Author | : Barb Rosenstock |
Publisher | : Knopf Books for Young Readers |
Total Pages | : 41 |
Release | : 2024-03-19 |
Genre | : Juvenile Nonfiction |
ISBN | : 0593374355 |
Download The Great Lakes Book in PDF, Epub and Kindle
A stunning picture book about the five largest lakes in North America - how they formed, the importance of their abundant freshwater, and how they've become a national treasure - in the latest book from the author of Caldecott Honor book The Noisy Paint Box. The Great Lakes—Huron, Ontario, Michigan, Erie, and Superior—are five blue jewels set a bit off center in a belt across North America’s middle. Bordered by eight states and part of Canada, the Lakes hold 21% of the world's fresh water. How did these incredible lakes get there? And what can we do to preserve such a treasure? Follow along as a drop of water in this enormous system and uncover its dramatic journey from lake to rive to lake, over Niagara Falls to lake and river again, and finally into the Atlantic Ocean.

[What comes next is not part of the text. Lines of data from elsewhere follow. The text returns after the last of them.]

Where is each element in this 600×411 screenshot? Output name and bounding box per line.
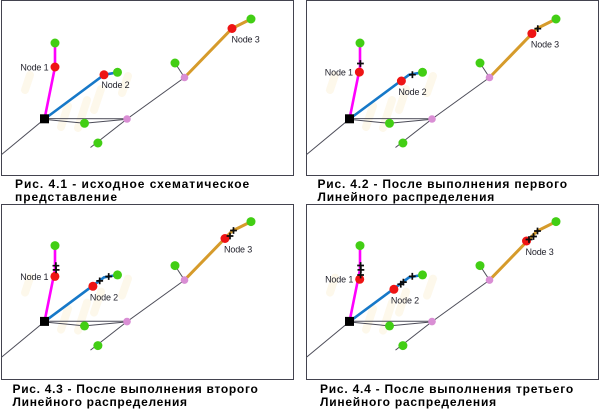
svg-text:Node 1: Node 1 [20, 62, 48, 72]
svg-text:Node 1: Node 1 [325, 68, 353, 78]
svg-text:Node 3: Node 3 [224, 245, 252, 255]
svg-text:Node 3: Node 3 [526, 247, 554, 257]
svg-text:Node 2: Node 2 [101, 80, 129, 90]
svg-text:Node 1: Node 1 [325, 275, 353, 285]
svg-text:Node 2: Node 2 [90, 292, 118, 302]
svg-text:Node 1: Node 1 [20, 272, 48, 282]
svg-text:Node 3: Node 3 [531, 40, 559, 50]
svg-text:Node 2: Node 2 [391, 295, 419, 305]
svg-text:Node 2: Node 2 [398, 87, 426, 97]
svg-text:Node 3: Node 3 [232, 35, 260, 45]
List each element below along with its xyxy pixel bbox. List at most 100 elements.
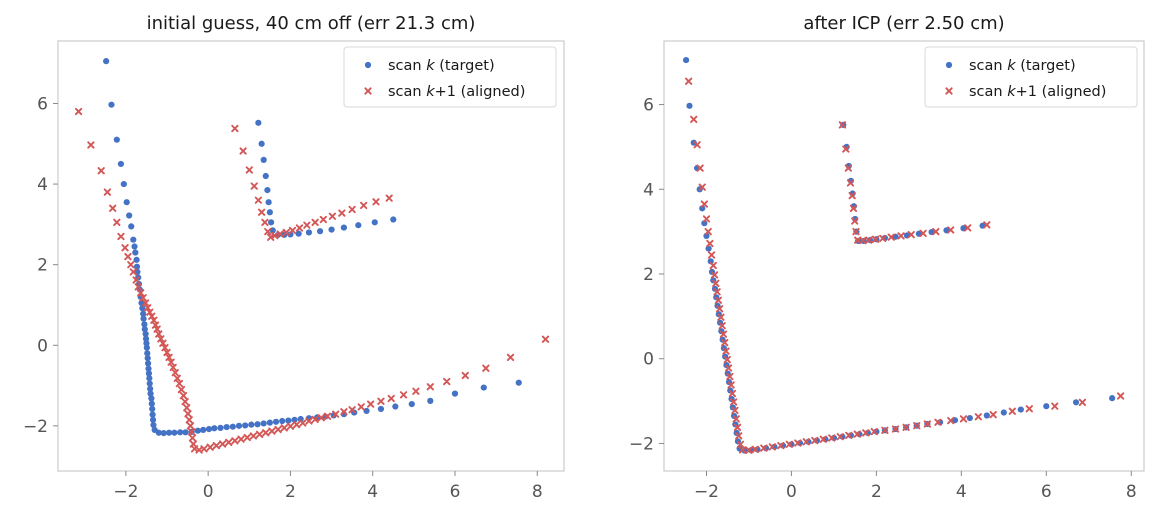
aligned-point (372, 198, 380, 206)
legend-label-target: scan k (target) (969, 58, 1076, 74)
target-point (142, 330, 149, 338)
target-point (267, 219, 275, 226)
aligned-point (865, 236, 873, 244)
aligned-point (853, 430, 861, 438)
y-tick-label: 4 (37, 175, 48, 195)
target-point (686, 102, 693, 109)
x-tick-label: −2 (113, 482, 138, 502)
plot-area (663, 40, 1145, 472)
target-point (123, 199, 130, 206)
target-point (408, 401, 415, 408)
aligned-point (731, 406, 739, 415)
aligned-point (736, 440, 745, 448)
target-point (200, 426, 207, 433)
target-point (150, 421, 157, 429)
aligned-point (292, 421, 301, 429)
aligned-point (811, 436, 819, 445)
aligned-point (185, 416, 193, 424)
target-point (242, 422, 249, 429)
target-point (177, 429, 184, 436)
aligned-point (879, 234, 887, 243)
target-point (328, 226, 335, 233)
aligned-point (412, 387, 420, 395)
aligned-point (157, 335, 165, 343)
aligned-point (842, 145, 850, 153)
x-tick-label: 8 (532, 482, 543, 502)
aligned-point (139, 294, 147, 302)
aligned-point (183, 404, 191, 412)
target-point (171, 429, 178, 436)
target-point (143, 344, 150, 351)
target-point (515, 379, 522, 386)
target-point (264, 187, 271, 194)
legend-box (924, 46, 1138, 108)
target-point (255, 119, 262, 126)
target-point (194, 427, 201, 434)
aligned-point (709, 261, 717, 270)
aligned-point (717, 313, 725, 321)
target-point (701, 220, 708, 227)
aligned-point (959, 415, 968, 423)
y-tick-label: 2 (37, 256, 48, 276)
aligned-point (295, 224, 304, 232)
aligned-point (721, 338, 729, 347)
aligned-point (735, 432, 743, 440)
x-tick-label: 0 (786, 482, 797, 502)
aligned-point (165, 353, 173, 362)
aligned-point (311, 415, 319, 424)
chart-title: after ICP (err 2.50 cm) (803, 13, 1004, 34)
aligned-point (1025, 405, 1033, 413)
aligned-point (129, 268, 137, 276)
aligned-point (387, 394, 395, 403)
legend-marker-target (364, 61, 372, 69)
aligned-point (482, 364, 490, 372)
legend-label-target: scan k (target) (388, 58, 495, 74)
aligned-point (127, 261, 135, 269)
aligned-point (132, 276, 140, 284)
aligned-point (254, 196, 262, 204)
chart-panel-2: after ICP (err 2.50 cm) −2 0 2 4 6 8 −2 0 2 4 6 scan… (629, 13, 1145, 502)
aligned-point (848, 191, 856, 200)
target-point (144, 355, 151, 362)
target-point (260, 420, 267, 427)
aligned-point (859, 236, 867, 245)
aligned-point (97, 167, 105, 175)
aligned-point (723, 355, 731, 364)
aligned-point (768, 443, 776, 451)
aligned-point (730, 398, 738, 406)
aligned-point (264, 227, 272, 236)
aligned-point (171, 369, 179, 377)
aligned-point (212, 441, 221, 450)
aligned-point (1008, 407, 1016, 415)
target-point (707, 258, 714, 265)
aligned-point (785, 440, 793, 448)
legend-marker-aligned (364, 87, 372, 95)
target-point (147, 385, 154, 392)
aligned-point (727, 381, 735, 389)
target-point (211, 425, 218, 432)
aligned-point (974, 413, 982, 421)
series-aligned (74, 107, 550, 454)
aligned-point (206, 443, 214, 451)
target-point (145, 365, 152, 372)
aligned-point (357, 403, 365, 411)
aligned-point (179, 391, 188, 400)
legend-marker-aligned (945, 87, 953, 95)
aligned-point (175, 379, 184, 388)
aligned-point (1078, 398, 1087, 407)
aligned-point (724, 364, 733, 372)
aligned-point (777, 441, 785, 450)
target-point (451, 390, 459, 397)
x-tick-label: 2 (285, 482, 296, 502)
target-point (108, 101, 115, 108)
aligned-point (137, 289, 145, 297)
aligned-point (541, 335, 550, 343)
aligned-point (819, 435, 827, 443)
aligned-point (698, 183, 706, 191)
aligned-point (239, 147, 247, 155)
target-point (295, 230, 302, 237)
target-point (217, 424, 224, 431)
aligned-point (280, 424, 288, 432)
y-tick-label: 2 (643, 265, 654, 285)
aligned-point (141, 299, 150, 307)
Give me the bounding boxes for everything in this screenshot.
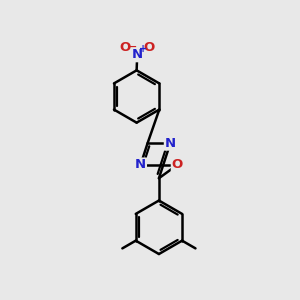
Text: O: O [172,158,183,171]
Text: O: O [143,41,155,54]
Text: N: N [135,158,146,171]
Text: O: O [119,41,130,54]
Text: −: − [128,42,137,52]
Text: N: N [165,137,176,150]
Text: N: N [132,48,143,62]
Text: +: + [139,44,147,54]
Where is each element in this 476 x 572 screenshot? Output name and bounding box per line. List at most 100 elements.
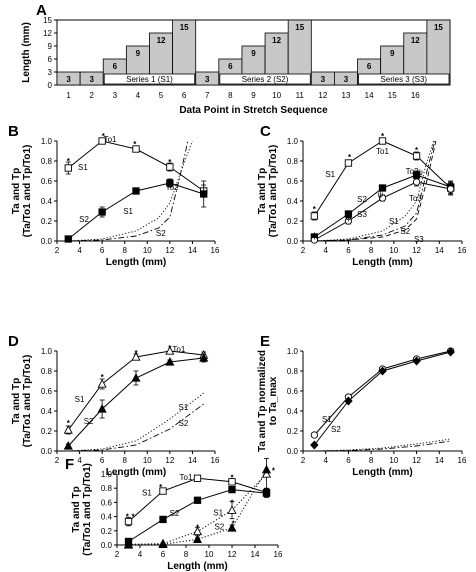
data-point — [193, 496, 202, 504]
annotation: * — [232, 520, 236, 529]
y-tick-label: 0.6 — [41, 387, 53, 396]
data-point — [199, 353, 209, 362]
x-tick-label: 8 — [122, 456, 127, 465]
x-tick-label: 14 — [188, 456, 197, 465]
passive-curve — [314, 140, 435, 242]
annotation: * — [168, 344, 172, 353]
annotation: S2 — [84, 417, 94, 426]
y-tick-label: 0.0 — [287, 447, 299, 456]
y-tick-label: 0.2 — [287, 217, 299, 226]
bar-value-label: 3 — [66, 75, 71, 84]
annotation: S1 — [213, 508, 223, 517]
data-point — [310, 431, 319, 439]
annotation: To3 — [409, 194, 422, 203]
x-tick-label: 8 — [369, 456, 374, 465]
x-tick-label: 6 — [100, 246, 105, 255]
bar — [287, 19, 312, 86]
annotation: To2 — [406, 167, 419, 176]
passive-curve — [68, 140, 189, 242]
y-tick-label: 0.0 — [41, 237, 53, 246]
y-tick-label: 6 — [48, 55, 53, 64]
annotation: S2 — [179, 419, 189, 428]
data-point — [64, 235, 72, 243]
annotation: S3 — [357, 210, 367, 219]
bar-value-label: 3 — [344, 75, 349, 84]
x-tick-label: 14 — [188, 246, 197, 255]
annotation: S1 — [78, 163, 88, 172]
annotation: To2 — [166, 183, 179, 192]
data-point — [98, 137, 106, 145]
annotation: S1 — [142, 488, 152, 497]
x-tick-label: 12 — [412, 456, 421, 465]
x-tick-label: 16 — [211, 246, 220, 255]
annotation: S2 — [357, 195, 367, 204]
annotation: S2 — [170, 509, 180, 518]
y-tick-label: 0.4 — [287, 407, 299, 416]
annotation: * — [348, 153, 352, 162]
annotation: S2 — [79, 215, 89, 224]
annotation: * — [381, 132, 385, 141]
data-point — [310, 212, 319, 220]
annotation: ψ — [377, 190, 383, 199]
annotation: * — [230, 474, 234, 483]
series-box-label: Series 2 (S2) — [242, 75, 289, 84]
data-point — [412, 356, 421, 366]
y-axis-label: (Ta/To1 and Tp/To1) — [22, 355, 33, 448]
y-tick-label: 1.0 — [101, 470, 113, 479]
x-tick-label: 11 — [296, 91, 305, 100]
annotation: To1 — [376, 147, 389, 156]
x-tick-label: 15 — [388, 91, 397, 100]
data-point — [344, 217, 353, 225]
series-box-label: Series 3 (S3) — [380, 75, 427, 84]
x-tick-label: 10 — [389, 246, 398, 255]
annotation: * — [101, 373, 105, 382]
x-tick-label: 8 — [184, 550, 189, 559]
data-point — [344, 396, 353, 406]
x-tick-label: 16 — [458, 246, 467, 255]
annotation: To1 — [180, 473, 193, 482]
x-tick-label: 4 — [77, 246, 82, 255]
passive-curve — [314, 438, 451, 452]
y-axis-label: Ta and Tp — [11, 378, 22, 424]
y-tick-label: 9 — [48, 42, 53, 51]
data-point — [262, 489, 271, 497]
x-tick-label: 16 — [274, 550, 283, 559]
data-point — [192, 534, 203, 543]
panel-label: C — [260, 123, 271, 140]
data-point — [378, 366, 387, 376]
data-point — [63, 441, 73, 450]
bar-value-label: 6 — [367, 62, 372, 71]
x-axis-label: Length (mm) — [352, 257, 413, 268]
data-point — [166, 163, 174, 171]
data-point — [165, 346, 175, 355]
x-tick-label: 1 — [66, 91, 71, 100]
x-axis-label: Length (mm) — [352, 467, 413, 478]
annotation: * — [67, 157, 71, 166]
annotation: S1 — [325, 170, 335, 179]
data-point — [228, 478, 236, 486]
annotation: * — [230, 498, 234, 507]
y-tick-label: 0.2 — [41, 427, 53, 436]
y-tick-label: 0.8 — [41, 157, 53, 166]
x-tick-label: 10 — [205, 550, 214, 559]
annotation: S2 — [214, 523, 224, 532]
annotation: * — [159, 483, 163, 492]
x-tick-label: 6 — [100, 456, 105, 465]
y-tick-label: 0.6 — [287, 177, 299, 186]
data-point — [131, 373, 141, 382]
annotation: ψ — [312, 231, 318, 240]
panel-label: E — [260, 333, 270, 350]
annotation: To1 — [104, 135, 117, 144]
data-point — [159, 515, 167, 524]
x-tick-label: 2 — [115, 550, 120, 559]
y-tick-label: 0.6 — [101, 498, 113, 507]
y-tick-label: 0.4 — [41, 407, 53, 416]
annotation: S2 — [156, 229, 166, 238]
x-tick-label: 12 — [165, 456, 174, 465]
passive-curve — [68, 403, 204, 452]
x-tick-label: 10 — [143, 456, 152, 465]
data-point — [227, 522, 237, 532]
panel-label: D — [8, 333, 19, 350]
annotation: ψ — [346, 213, 352, 222]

Author | : Stephen E. Kesler |
Publisher | : University of Michigan Regional |
Total Pages | : 369 |
Release | : 2019 |
Genre | : Science |
ISBN | : 0472053809 |
Download Great Lakes Rocks Book in PDF, Epub and Kindle
A much-needed exploration of Great Lakes geology
Author | : BRUCE. KEMP |
Publisher | : |
Total Pages | : |
Release | : 2019 |
Genre | : |
ISBN | : 9781988281636 |
Download WEATHER BOMB 1913 Book in PDF, Epub and Kindle
Author | : Theodore J. Karamanski |
Publisher | : University of Wisconsin Press |
Total Pages | : 379 |
Release | : 2020-04-21 |
Genre | : History |
ISBN | : 0299326306 |
Download Mastering the Inland Seas Book in PDF, Epub and Kindle
Theodore J. Karamanski's sweeping maritime history demonstrates the far-ranging impact that the tools and infrastructure developed for navigating the Great Lakes had on the national economies, politics, and environment of continental North America. Synthesizing popular as well as original historical scholarship, Karamanski weaves a colorful narrative illustrating how disparate private and government interests transformed these vast and dangerous waters into the largest inland water transportation system in the world. Karamanski explores both the navigational and sailing tools of First Nations peoples and the dismissive and foolhardy attitude of early European maritime sailors. He investigates the role played by commercial boats in the Underground Railroad, as well as how the federal development of crucial navigational resources exacerbated sectionalism in the antebellum United States. Ultimately Mastering the Inland Sea shows the undeniable environmental impact of technologies used by the modern commercial maritime industry. This expansive story illuminates the symbiotic relationship between infrastructure investment in the region's interconnected waterways and North America's lasting economic and political development.